How Hermes became the largest independent CEP logistics company in just five decades
On 1 June 1972, Hermes Paket-Schnell-Dienst was launched as the in-house parcel delivery company of the mail-order company OTTO, independent of the public postal service. The one-millionth package had already been delivered by Christmas 1973. Three years after it was founded, the company – now renamed Hermes Versand Service – had grown into a nationwide delivery enterprise employing approx. 560 members of staff and looking after all the consignments for OTTO. In comparison, Hermes Germany today transports over two million deliveries on peak days and is a reliable partner for both large and small e-commerce business (B2C) as well as for private parcel deliveries (C2C). Customers in over 150 countries can send their parcels and packages with Hermes. 6,000 members of staff from over 90 countries are employed by the parcel delivery company.
Business gained additional momentum in November 1989 when the border between East and West Germany opened up. At Christmas time, the first deliveries were made to the former GDR. After the currency changeover on 1 July 1990, Hermes was the first parcel service to be able to deliver to the entire former Eastern state.
Another significant milestone was the opening of the first Hermes ParcelShop in February 1999. Today, 23 years later, the ParcelShop network is a central building block in the Hermes logistics structure and has also established itself as an important alternative delivery option for the entire industry. In over 16,500 ParcelShops nationwide, Hermes Germany customers can securely and conveniently send and receive parcels and process returns – and, thanks to long opening hours, often do so outside busy periods. The ParcelShops are also a good alternative when it comes to the company’s carbon footprint:on average, consolidated delivery to a ParcelShop causes 25% fewer CO2 emissions than delivery to your home address.

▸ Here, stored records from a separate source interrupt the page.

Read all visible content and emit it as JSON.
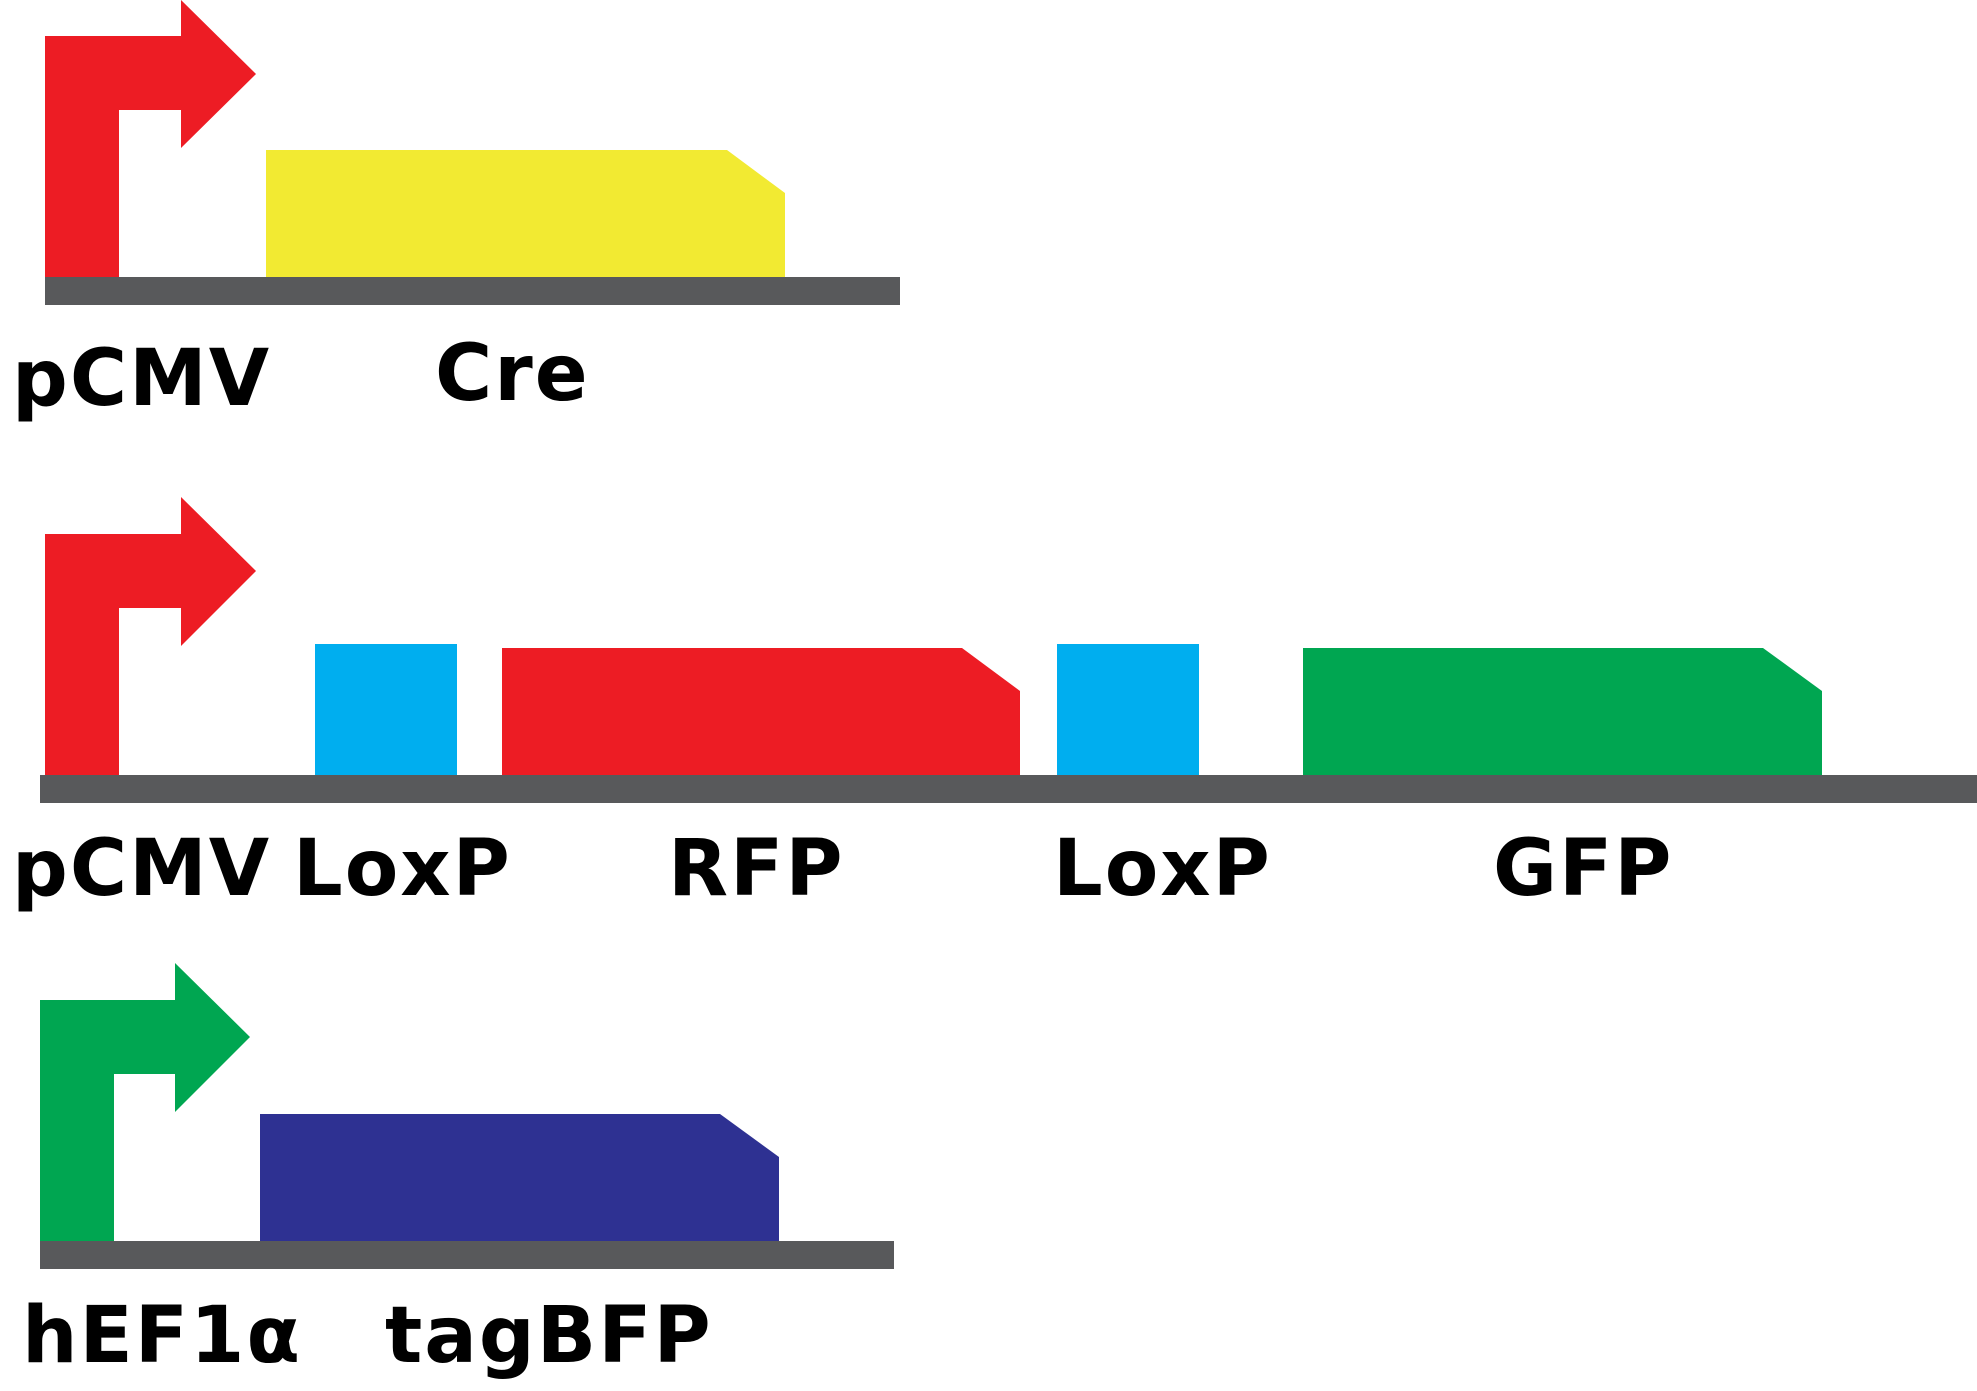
{
  "constructs": [
    {
      "id": "cre",
      "promoter": {
        "label": "pCMV",
        "color": "#ED1C24"
      },
      "backbone_color": "#58595B",
      "parts": [
        {
          "kind": "gene",
          "label": "Cre",
          "color": "#F2EA32"
        }
      ]
    },
    {
      "id": "reporter",
      "promoter": {
        "label": "pCMV",
        "color": "#ED1C24"
      },
      "backbone_color": "#58595B",
      "parts": [
        {
          "kind": "site",
          "label": "LoxP",
          "color": "#00AEEF"
        },
        {
          "kind": "gene",
          "label": "RFP",
          "color": "#ED1C24"
        },
        {
          "kind": "site",
          "label": "LoxP",
          "color": "#00AEEF"
        },
        {
          "kind": "gene",
          "label": "GFP",
          "color": "#00A651"
        }
      ]
    },
    {
      "id": "tagbfp",
      "promoter": {
        "label": "hEF1α",
        "color": "#00A651"
      },
      "backbone_color": "#58595B",
      "parts": [
        {
          "kind": "gene",
          "label": "tagBFP",
          "color": "#2E3192"
        }
      ]
    }
  ]
}
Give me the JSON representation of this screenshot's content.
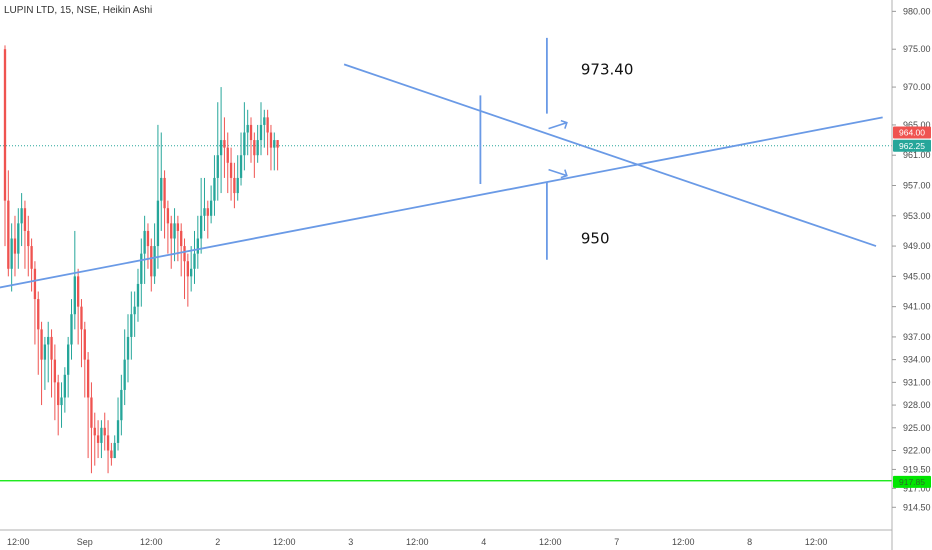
{
  "chart_data": {
    "type": "candlestick",
    "title": "LUPIN LTD, 15, NSE, Heikin Ashi",
    "ylim": [
      911.5,
      981.5
    ],
    "y_ticks": [
      {
        "label": "980.00",
        "v": 980
      },
      {
        "label": "975.00",
        "v": 975
      },
      {
        "label": "970.00",
        "v": 970
      },
      {
        "label": "965.00",
        "v": 965
      },
      {
        "label": "961.00",
        "v": 961
      },
      {
        "label": "957.00",
        "v": 957
      },
      {
        "label": "953.00",
        "v": 953
      },
      {
        "label": "949.00",
        "v": 949
      },
      {
        "label": "945.00",
        "v": 945
      },
      {
        "label": "941.00",
        "v": 941
      },
      {
        "label": "937.00",
        "v": 937
      },
      {
        "label": "934.00",
        "v": 934
      },
      {
        "label": "931.00",
        "v": 931
      },
      {
        "label": "928.00",
        "v": 928
      },
      {
        "label": "925.00",
        "v": 925
      },
      {
        "label": "922.00",
        "v": 922
      },
      {
        "label": "919.50",
        "v": 919.5
      },
      {
        "label": "917.00",
        "v": 917
      },
      {
        "label": "914.50",
        "v": 914.5
      }
    ],
    "x_ticks": [
      {
        "label": "12:00",
        "i": 4
      },
      {
        "label": "Sep",
        "i": 24
      },
      {
        "label": "12:00",
        "i": 44
      },
      {
        "label": "2",
        "i": 64
      },
      {
        "label": "12:00",
        "i": 84
      },
      {
        "label": "3",
        "i": 104
      },
      {
        "label": "12:00",
        "i": 124
      },
      {
        "label": "4",
        "i": 144
      },
      {
        "label": "12:00",
        "i": 164
      },
      {
        "label": "7",
        "i": 184
      },
      {
        "label": "12:00",
        "i": 204
      },
      {
        "label": "8",
        "i": 224
      },
      {
        "label": "12:00",
        "i": 244
      }
    ],
    "x_range": [
      0,
      265
    ],
    "candles": [
      [
        975,
        955,
        975.5,
        949
      ],
      [
        955,
        946,
        959,
        945
      ],
      [
        946,
        950,
        952,
        943
      ],
      [
        950,
        948,
        953,
        945
      ],
      [
        948,
        952,
        954,
        946
      ],
      [
        952,
        954,
        956,
        949
      ],
      [
        954,
        951,
        955,
        946
      ],
      [
        951,
        949,
        953,
        945
      ],
      [
        949,
        946,
        950,
        943
      ],
      [
        946,
        942,
        947,
        936
      ],
      [
        942,
        938,
        943,
        932
      ],
      [
        938,
        934,
        939,
        928
      ],
      [
        934,
        936,
        937,
        930
      ],
      [
        936,
        937,
        939,
        931
      ],
      [
        937,
        934,
        938,
        929
      ],
      [
        934,
        931,
        936,
        926
      ],
      [
        931,
        928,
        932,
        924
      ],
      [
        928,
        929,
        931,
        925
      ],
      [
        929,
        932,
        933,
        927
      ],
      [
        932,
        936,
        937,
        929
      ],
      [
        936,
        940,
        942,
        934
      ],
      [
        940,
        945,
        951,
        938
      ],
      [
        945,
        941,
        946,
        936
      ],
      [
        941,
        938,
        942,
        933
      ],
      [
        938,
        934,
        939,
        929
      ],
      [
        934,
        929,
        935,
        921
      ],
      [
        929,
        925,
        931,
        919
      ],
      [
        925,
        924,
        927,
        920
      ],
      [
        924,
        923,
        926,
        921
      ],
      [
        923,
        925,
        926,
        921
      ],
      [
        925,
        924,
        927,
        922
      ],
      [
        924,
        922,
        926,
        919
      ],
      [
        922,
        921,
        923,
        920
      ],
      [
        921,
        923,
        924,
        921
      ],
      [
        923,
        926,
        929,
        922
      ],
      [
        926,
        930,
        932,
        924
      ],
      [
        930,
        934,
        938,
        928
      ],
      [
        934,
        937,
        940,
        931
      ],
      [
        937,
        940,
        943,
        934
      ],
      [
        940,
        941,
        943,
        937
      ],
      [
        941,
        944,
        946,
        939
      ],
      [
        944,
        948,
        950,
        941
      ],
      [
        948,
        951,
        953,
        944
      ],
      [
        951,
        949,
        952,
        946
      ],
      [
        949,
        945,
        950,
        943
      ],
      [
        945,
        949,
        952,
        944
      ],
      [
        949,
        955,
        965,
        946
      ],
      [
        955,
        958,
        964,
        951
      ],
      [
        958,
        954,
        959,
        950
      ],
      [
        954,
        952,
        955,
        948
      ],
      [
        952,
        950,
        953,
        946
      ],
      [
        950,
        952,
        954,
        947
      ],
      [
        952,
        951,
        953,
        947
      ],
      [
        951,
        949,
        952,
        945
      ],
      [
        949,
        947,
        950,
        942
      ],
      [
        947,
        945,
        948,
        941
      ],
      [
        945,
        946,
        949,
        943
      ],
      [
        946,
        948,
        951,
        944
      ],
      [
        948,
        950,
        953,
        946
      ],
      [
        950,
        953,
        958,
        948
      ],
      [
        953,
        954,
        958,
        951
      ],
      [
        954,
        953,
        955,
        950
      ],
      [
        953,
        955,
        957,
        952
      ],
      [
        955,
        958,
        961,
        953
      ],
      [
        958,
        961,
        968,
        955
      ],
      [
        961,
        963,
        970,
        956
      ],
      [
        963,
        962,
        966,
        958
      ],
      [
        962,
        960,
        964,
        956
      ],
      [
        960,
        958,
        962,
        955
      ],
      [
        958,
        956,
        960,
        954
      ],
      [
        956,
        958,
        961,
        955
      ],
      [
        958,
        961,
        964,
        957
      ],
      [
        961,
        964,
        968,
        959
      ],
      [
        964,
        965,
        967,
        961
      ],
      [
        965,
        963,
        966,
        960
      ],
      [
        963,
        961,
        964,
        958
      ],
      [
        961,
        963,
        965,
        960
      ],
      [
        963,
        965,
        968,
        961
      ],
      [
        965,
        966,
        967,
        962
      ],
      [
        966,
        964,
        967,
        961
      ],
      [
        964,
        962,
        965,
        959
      ],
      [
        962,
        963,
        964,
        959
      ],
      [
        963,
        962,
        963,
        959
      ]
    ],
    "lines": [
      {
        "name": "upper-trendline",
        "x1": -2,
        "y1": 943.5,
        "x2": 264,
        "y2": 966.0,
        "tip": "x"
      },
      {
        "name": "lower-trendline",
        "x1": 102,
        "y1": 973.0,
        "x2": 262,
        "y2": 949.0
      }
    ],
    "horizontal_line": {
      "v": 918,
      "color": "#00e600"
    },
    "annotations": [
      {
        "text": "973.40",
        "v": 972.3,
        "i": 163
      },
      {
        "text": "950",
        "v": 950.0,
        "i": 163
      }
    ],
    "price_badges": [
      {
        "label": "964.00",
        "v": 964.0,
        "color": "#ef5350"
      },
      {
        "label": "962.25",
        "v": 962.25,
        "color": "#26a69a"
      },
      {
        "label": "917.85",
        "v": 917.85,
        "color": "#00e600",
        "text_color": "#2a6b2a"
      }
    ],
    "current_price_v": 962.25,
    "colors": {
      "up": "#26a69a",
      "down": "#ef5350",
      "drawing": "#6a9ae6",
      "axis_text": "#4a4a4a"
    }
  }
}
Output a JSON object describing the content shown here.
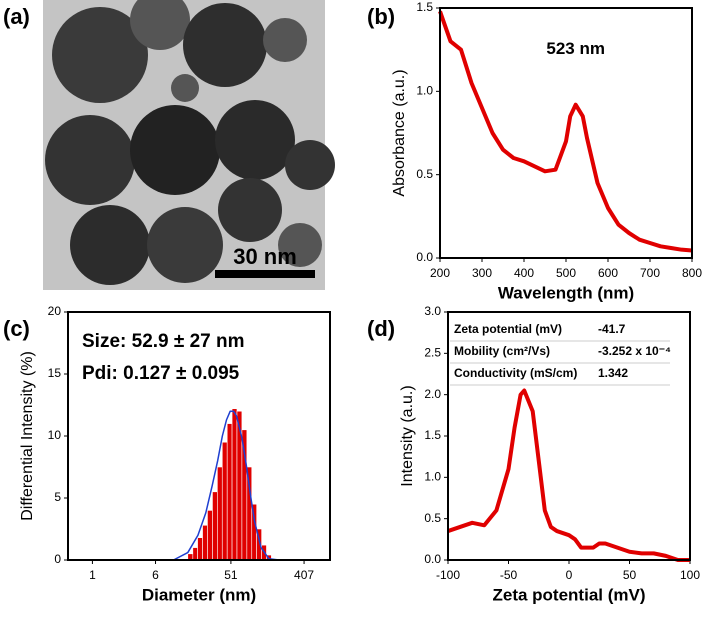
{
  "image": {
    "panel_label": "(a)",
    "scale_bar": "30 nm"
  },
  "chart_data": [
    {
      "type": "line",
      "panel_label": "(b)",
      "xlabel": "Wavelength (nm)",
      "ylabel": "Absorbance (a.u.)",
      "annotation": "523 nm",
      "x": [
        200,
        225,
        250,
        275,
        300,
        325,
        350,
        375,
        400,
        425,
        450,
        475,
        500,
        510,
        523,
        540,
        550,
        575,
        600,
        625,
        650,
        675,
        700,
        725,
        750,
        775,
        800
      ],
      "series": [
        {
          "color": "#e00000",
          "values": [
            1.48,
            1.3,
            1.25,
            1.05,
            0.9,
            0.75,
            0.65,
            0.6,
            0.58,
            0.55,
            0.52,
            0.53,
            0.7,
            0.85,
            0.92,
            0.85,
            0.72,
            0.45,
            0.3,
            0.2,
            0.15,
            0.11,
            0.09,
            0.07,
            0.06,
            0.05,
            0.045
          ]
        }
      ],
      "xlim": [
        200,
        800
      ],
      "xticks": [
        200,
        300,
        400,
        500,
        600,
        700,
        800
      ],
      "ylim": [
        0,
        1.5
      ],
      "yticks": [
        {
          "value": 0,
          "label": "0.0"
        },
        0.5,
        {
          "value": 1,
          "label": "1.0"
        },
        1.5
      ]
    },
    {
      "type": "histogram",
      "panel_label": "(c)",
      "xlabel": "Diameter (nm)",
      "ylabel": "Differential Intensity (%)",
      "annotations": [
        "Size: 52.9 ± 27 nm",
        "Pdi: 0.127 ± 0.095"
      ],
      "xlog": true,
      "bins": [
        15,
        17.3,
        19.8,
        22.8,
        26.2,
        30.2,
        34.7,
        39.9,
        45.9,
        52.7,
        60.6,
        69.7,
        80.2,
        92.2,
        106,
        122,
        140,
        161
      ],
      "values": [
        0.5,
        1,
        1.8,
        2.8,
        4,
        5.5,
        7.5,
        9.5,
        11,
        12.2,
        12,
        10.5,
        7.5,
        4.5,
        2.5,
        1.2,
        0.4
      ],
      "color": "#e00000",
      "fit": {
        "color": "#1f3fd0",
        "x": [
          10,
          15,
          20,
          25,
          30,
          35,
          40,
          45,
          50,
          55,
          60,
          70,
          80,
          90,
          100,
          120,
          150,
          200
        ],
        "values": [
          0,
          0.6,
          2,
          3.8,
          6,
          8,
          10,
          11.3,
          12,
          12,
          11.6,
          9.8,
          7.4,
          5,
          3.1,
          1,
          0.1,
          0
        ]
      },
      "xlim": [
        0.5,
        850
      ],
      "xticks": [
        1,
        6,
        51,
        407
      ],
      "ylim": [
        0,
        20
      ],
      "yticks": [
        0,
        5,
        10,
        15,
        20
      ]
    },
    {
      "type": "line",
      "panel_label": "(d)",
      "xlabel": "Zeta potential (mV)",
      "ylabel": "Intensity (a.u.)",
      "x": [
        -100,
        -90,
        -80,
        -70,
        -60,
        -50,
        -45,
        -40,
        -37,
        -30,
        -25,
        -20,
        -15,
        -10,
        0,
        5,
        10,
        20,
        25,
        30,
        40,
        50,
        60,
        70,
        80,
        90,
        100
      ],
      "series": [
        {
          "color": "#e00000",
          "values": [
            0.35,
            0.4,
            0.45,
            0.42,
            0.6,
            1.1,
            1.6,
            2,
            2.05,
            1.8,
            1.2,
            0.6,
            0.4,
            0.35,
            0.3,
            0.25,
            0.15,
            0.15,
            0.2,
            0.2,
            0.15,
            0.1,
            0.08,
            0.08,
            0.05,
            0,
            0
          ]
        }
      ],
      "xlim": [
        -100,
        100
      ],
      "xticks": [
        -100,
        -50,
        0,
        50,
        100
      ],
      "ylim": [
        0,
        3
      ],
      "yticks": [
        {
          "value": 0,
          "label": "0.0"
        },
        0.5,
        {
          "value": 1,
          "label": "1.0"
        },
        1.5,
        {
          "value": 2,
          "label": "2.0"
        },
        2.5,
        {
          "value": 3,
          "label": "3.0"
        }
      ],
      "table": {
        "rows": [
          [
            "Zeta potential (mV)",
            "-41.7"
          ],
          [
            "Mobility (cm²/Vs)",
            "-3.252 x 10⁻⁴"
          ],
          [
            "Conductivity (mS/cm)",
            "1.342"
          ]
        ]
      }
    }
  ]
}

In the 1990s, a new IT era began at Hermes and processes became more and more digital as the years passed. Today, numerous digital tools such as digital route planning facilitate the working day of logistics staff and delivery agents. Bespoke solutions are constantly being tailored to the wants and needs of the customers. Parcels can be redirected to a ParcelShop just before delivery or rerouted to a neighbour, for instance, allowing recipients to actively guide the delivery process. On the whole, the agile and digital collaboration within the company has taken another leap forward as a result of both the coronavirus pandemic and the cultural change initiated in the recent past and practised throughout the Otto Group.
Due to a range of measures including a large-scale, €300 million infrastructure programme, the logistics network has also been massively expanded in recent years with additional modern and sustainable locations. With 13 logistics centres and over 275 private and partner locations nationwide, the Hamburg-based parcel delivery company Hermes Germany has a stable and flexible network at its disposal with which it is optimally equipped for the coming years.